Who's your trading opponent and what do they do?

Friday saw an explosive move of half-a-cent higher in 6A (AUDUSD futures) during the Asian session. 

When the FSE opened I recommenced trading on the long side. My trades (first image below) are self-explanatory. The green arrow, however, is the period it took me to accept the market was communicating things had changed. Not in terms of bars printing on a chart, but rather the speed of bids and offers, trade volumes and other order flow characteristics synonymous with a recent program trading participant.

 
2020-12-14_18-20-39.jpg
 

This participant can not be identified by studying historical data. It takes real-time observation and trading. 

During my time spent at the coal face, I've observed this particular participant ignore areas of acceptance, VWAP and standard deviations. 

I'm also aware of the current 6A backdrop - nearing year's close; larger players are winding down, while multi-year price highs attract FOMO speculators (chasing returns). Conditions are ripe for an aggressive trading program to dominate direction and force recent speculators to exit. 

At the time I cut my long, I also entered a short trade, committing to size. Notice how reactions at variances in acceptance couldn't overpower the directional selling? 
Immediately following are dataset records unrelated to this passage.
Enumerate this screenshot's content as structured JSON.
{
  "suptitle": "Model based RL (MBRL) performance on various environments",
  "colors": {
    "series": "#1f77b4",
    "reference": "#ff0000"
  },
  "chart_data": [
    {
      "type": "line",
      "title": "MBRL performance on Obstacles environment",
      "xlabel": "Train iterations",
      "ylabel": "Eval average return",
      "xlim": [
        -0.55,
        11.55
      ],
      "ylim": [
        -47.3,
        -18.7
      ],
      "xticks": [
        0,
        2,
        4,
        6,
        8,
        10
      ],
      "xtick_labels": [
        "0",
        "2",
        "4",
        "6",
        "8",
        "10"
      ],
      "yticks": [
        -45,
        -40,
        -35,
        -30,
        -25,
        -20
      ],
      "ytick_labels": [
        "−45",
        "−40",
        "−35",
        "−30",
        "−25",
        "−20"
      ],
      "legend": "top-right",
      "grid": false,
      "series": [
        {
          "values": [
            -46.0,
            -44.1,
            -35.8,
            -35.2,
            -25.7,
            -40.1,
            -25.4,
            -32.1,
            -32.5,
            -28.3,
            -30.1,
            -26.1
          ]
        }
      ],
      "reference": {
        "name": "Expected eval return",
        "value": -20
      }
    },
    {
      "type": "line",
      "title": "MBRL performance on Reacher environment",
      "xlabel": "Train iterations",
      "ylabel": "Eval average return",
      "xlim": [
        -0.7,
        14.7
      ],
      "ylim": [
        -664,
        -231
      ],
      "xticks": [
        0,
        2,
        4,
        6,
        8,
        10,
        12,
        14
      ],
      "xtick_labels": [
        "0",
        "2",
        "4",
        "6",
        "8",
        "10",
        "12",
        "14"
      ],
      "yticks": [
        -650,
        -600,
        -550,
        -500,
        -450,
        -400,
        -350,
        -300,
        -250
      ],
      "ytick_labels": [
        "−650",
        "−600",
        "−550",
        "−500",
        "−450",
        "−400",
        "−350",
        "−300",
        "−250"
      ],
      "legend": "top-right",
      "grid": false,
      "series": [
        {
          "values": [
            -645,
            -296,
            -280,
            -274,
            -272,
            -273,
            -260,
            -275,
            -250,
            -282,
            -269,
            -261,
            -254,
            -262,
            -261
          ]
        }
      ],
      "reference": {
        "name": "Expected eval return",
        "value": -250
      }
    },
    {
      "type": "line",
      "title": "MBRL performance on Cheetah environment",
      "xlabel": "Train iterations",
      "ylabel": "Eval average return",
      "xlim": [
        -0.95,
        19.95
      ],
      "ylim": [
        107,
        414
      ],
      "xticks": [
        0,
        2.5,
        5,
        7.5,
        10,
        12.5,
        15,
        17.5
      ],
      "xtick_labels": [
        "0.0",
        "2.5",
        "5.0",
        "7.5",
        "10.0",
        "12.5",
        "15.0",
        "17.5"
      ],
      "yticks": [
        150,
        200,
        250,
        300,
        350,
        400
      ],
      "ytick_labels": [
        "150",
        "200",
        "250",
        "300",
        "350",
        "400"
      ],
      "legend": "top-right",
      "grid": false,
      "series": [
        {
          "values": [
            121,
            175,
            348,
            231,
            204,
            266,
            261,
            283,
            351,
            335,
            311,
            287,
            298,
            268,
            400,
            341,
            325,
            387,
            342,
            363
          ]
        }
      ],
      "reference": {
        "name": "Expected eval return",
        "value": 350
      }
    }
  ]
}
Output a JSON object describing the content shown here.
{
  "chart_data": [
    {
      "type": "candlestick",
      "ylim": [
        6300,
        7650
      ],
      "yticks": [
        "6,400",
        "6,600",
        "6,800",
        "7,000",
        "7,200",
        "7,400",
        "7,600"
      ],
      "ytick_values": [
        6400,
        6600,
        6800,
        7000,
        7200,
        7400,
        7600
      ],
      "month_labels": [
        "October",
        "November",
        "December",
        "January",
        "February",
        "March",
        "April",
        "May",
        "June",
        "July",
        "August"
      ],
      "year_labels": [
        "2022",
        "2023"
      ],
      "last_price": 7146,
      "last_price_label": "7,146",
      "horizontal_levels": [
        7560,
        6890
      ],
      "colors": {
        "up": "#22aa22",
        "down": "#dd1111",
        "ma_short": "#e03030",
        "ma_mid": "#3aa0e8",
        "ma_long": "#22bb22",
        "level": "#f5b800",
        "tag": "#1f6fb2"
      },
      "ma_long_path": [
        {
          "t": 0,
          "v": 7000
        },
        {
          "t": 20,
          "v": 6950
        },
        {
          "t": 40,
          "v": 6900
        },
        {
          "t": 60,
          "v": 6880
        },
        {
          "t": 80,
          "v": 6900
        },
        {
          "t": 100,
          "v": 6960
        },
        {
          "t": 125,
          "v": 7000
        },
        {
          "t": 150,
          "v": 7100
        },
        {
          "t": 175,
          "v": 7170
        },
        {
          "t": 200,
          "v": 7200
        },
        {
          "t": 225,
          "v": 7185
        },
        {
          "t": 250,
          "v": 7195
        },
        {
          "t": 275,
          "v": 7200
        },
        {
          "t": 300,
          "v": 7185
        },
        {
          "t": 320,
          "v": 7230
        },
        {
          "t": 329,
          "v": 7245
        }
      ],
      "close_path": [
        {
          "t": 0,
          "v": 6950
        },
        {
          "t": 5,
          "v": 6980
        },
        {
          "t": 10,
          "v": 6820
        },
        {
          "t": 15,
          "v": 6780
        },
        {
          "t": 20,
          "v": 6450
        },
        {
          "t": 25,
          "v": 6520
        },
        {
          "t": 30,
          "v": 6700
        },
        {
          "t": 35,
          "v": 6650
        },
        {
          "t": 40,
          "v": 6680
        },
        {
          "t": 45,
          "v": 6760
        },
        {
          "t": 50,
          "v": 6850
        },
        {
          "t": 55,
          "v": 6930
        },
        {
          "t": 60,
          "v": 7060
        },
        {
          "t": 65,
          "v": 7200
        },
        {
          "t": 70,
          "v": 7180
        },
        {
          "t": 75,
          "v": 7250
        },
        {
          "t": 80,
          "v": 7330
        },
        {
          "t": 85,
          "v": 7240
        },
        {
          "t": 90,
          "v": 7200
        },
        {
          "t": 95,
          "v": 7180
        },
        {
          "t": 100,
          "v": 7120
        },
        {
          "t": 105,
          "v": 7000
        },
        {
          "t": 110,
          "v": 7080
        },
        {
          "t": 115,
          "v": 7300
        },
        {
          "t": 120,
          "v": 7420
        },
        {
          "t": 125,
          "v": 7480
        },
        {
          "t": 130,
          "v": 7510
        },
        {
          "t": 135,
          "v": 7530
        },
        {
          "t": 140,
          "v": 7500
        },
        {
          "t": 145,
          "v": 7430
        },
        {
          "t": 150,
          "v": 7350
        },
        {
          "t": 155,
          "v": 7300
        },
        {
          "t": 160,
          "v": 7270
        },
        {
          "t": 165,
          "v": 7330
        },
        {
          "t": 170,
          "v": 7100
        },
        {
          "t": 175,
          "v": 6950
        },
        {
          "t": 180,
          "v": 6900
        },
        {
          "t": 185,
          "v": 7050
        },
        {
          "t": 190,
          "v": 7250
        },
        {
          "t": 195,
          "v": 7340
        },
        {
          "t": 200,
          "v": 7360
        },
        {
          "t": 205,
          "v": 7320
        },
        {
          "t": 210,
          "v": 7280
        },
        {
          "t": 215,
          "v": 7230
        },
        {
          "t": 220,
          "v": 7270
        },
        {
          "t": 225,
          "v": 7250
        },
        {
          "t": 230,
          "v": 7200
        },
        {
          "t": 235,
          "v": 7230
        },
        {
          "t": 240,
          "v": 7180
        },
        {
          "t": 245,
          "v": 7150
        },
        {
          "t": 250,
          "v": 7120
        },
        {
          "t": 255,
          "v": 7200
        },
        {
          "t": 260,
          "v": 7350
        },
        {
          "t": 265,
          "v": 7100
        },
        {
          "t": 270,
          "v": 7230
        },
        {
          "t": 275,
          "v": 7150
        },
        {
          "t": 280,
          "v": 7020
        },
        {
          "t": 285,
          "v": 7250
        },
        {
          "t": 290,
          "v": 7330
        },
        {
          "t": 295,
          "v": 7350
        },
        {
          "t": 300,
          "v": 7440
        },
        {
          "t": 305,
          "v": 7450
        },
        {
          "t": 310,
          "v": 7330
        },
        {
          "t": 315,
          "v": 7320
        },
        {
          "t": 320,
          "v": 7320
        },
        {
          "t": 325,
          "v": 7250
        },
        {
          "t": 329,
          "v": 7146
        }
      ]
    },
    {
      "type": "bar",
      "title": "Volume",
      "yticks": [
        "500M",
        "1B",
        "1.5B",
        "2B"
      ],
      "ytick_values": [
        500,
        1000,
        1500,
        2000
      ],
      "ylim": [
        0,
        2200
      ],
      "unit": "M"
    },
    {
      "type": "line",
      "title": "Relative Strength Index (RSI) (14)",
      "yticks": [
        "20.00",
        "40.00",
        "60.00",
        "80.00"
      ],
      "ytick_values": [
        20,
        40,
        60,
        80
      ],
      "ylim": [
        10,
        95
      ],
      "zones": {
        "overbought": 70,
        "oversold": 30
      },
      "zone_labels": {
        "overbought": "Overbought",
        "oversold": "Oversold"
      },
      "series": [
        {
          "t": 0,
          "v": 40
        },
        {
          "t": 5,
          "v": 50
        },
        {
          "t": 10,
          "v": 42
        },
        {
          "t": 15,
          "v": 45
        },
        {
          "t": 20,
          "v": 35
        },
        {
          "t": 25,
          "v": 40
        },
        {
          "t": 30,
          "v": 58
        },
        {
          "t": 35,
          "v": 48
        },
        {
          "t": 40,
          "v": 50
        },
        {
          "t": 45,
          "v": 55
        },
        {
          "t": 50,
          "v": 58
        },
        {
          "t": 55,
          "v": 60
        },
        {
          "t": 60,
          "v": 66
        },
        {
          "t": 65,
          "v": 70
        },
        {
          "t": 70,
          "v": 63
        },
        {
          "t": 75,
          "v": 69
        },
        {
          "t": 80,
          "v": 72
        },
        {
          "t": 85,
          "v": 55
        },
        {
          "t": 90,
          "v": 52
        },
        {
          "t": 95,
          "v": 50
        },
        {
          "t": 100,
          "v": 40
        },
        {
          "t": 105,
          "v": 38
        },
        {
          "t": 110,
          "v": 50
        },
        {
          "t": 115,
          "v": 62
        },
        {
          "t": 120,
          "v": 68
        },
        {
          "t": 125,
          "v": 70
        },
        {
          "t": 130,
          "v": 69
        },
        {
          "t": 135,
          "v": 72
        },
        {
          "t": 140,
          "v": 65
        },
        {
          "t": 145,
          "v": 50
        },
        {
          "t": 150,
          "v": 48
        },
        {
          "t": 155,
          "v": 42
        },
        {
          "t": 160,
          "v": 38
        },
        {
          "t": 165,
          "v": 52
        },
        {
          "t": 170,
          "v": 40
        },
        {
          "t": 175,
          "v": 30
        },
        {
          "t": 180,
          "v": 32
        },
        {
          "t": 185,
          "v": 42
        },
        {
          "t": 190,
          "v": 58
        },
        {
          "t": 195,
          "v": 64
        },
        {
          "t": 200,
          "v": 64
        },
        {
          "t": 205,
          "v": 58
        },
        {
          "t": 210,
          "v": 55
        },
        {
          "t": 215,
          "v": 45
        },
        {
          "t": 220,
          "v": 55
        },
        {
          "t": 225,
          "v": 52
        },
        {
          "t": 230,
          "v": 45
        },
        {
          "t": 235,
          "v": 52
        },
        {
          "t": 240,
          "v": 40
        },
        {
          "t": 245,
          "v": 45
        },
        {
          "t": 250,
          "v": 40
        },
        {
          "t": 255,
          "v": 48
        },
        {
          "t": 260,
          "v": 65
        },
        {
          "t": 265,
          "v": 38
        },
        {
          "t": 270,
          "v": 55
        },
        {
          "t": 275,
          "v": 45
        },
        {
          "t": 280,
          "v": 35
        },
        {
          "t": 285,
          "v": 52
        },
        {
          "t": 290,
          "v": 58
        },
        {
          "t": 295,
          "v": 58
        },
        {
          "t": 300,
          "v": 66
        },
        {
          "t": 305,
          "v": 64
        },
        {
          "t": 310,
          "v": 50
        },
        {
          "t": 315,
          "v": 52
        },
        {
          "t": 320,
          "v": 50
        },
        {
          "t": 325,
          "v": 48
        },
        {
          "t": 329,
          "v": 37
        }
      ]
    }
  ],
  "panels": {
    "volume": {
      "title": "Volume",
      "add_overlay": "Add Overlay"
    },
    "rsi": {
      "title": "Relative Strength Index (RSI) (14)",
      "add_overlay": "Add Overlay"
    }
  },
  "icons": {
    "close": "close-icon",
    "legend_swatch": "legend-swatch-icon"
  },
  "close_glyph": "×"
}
The position was flat before the LSE open.

 
2020-12-14_19-23-19.jpg
 

Change of sessions sees this participant disappear. Doesn't stop me getting caught selling lows and buying highs, crystallising two small losses, failing to adjust to the new behaviour. However, minutes later, the same participant returns so again I commit with size. Once again, price moves through acceptance, VWAP and standard deviations. You can see the partial profit-taking/scaling back-in until I get entirely flat at around 0.7530.

 
2020-12-14_19-28-11.jpg
 

First of all, I want to acknowledge the trading mistakes I made: 

  1. failing to kill my entire long hypothesis earlier than I did.

  2. Trading almost immediately once the LSE had commenced trading.

Both mistakes resulted in losses. 

That aside, my main point is while traders continually search and scan for their next opportunity, I continue to observe and trade a single instrument every day. I have developed an acute awareness of many themes and characteristics in 6A that enough of my opponents (every other trader in 6A is an opponent) providing real edge.

Only by differentiating between different participants and knowing the tactics they implement was I able to maximise my output as per the trade above. 

Note: You first need to know the antics of market makers, HFT's, program trading, primary producers, relative value players, etc. before you can begin to differentiate and narrow in on who your current opponent is and what they are doing.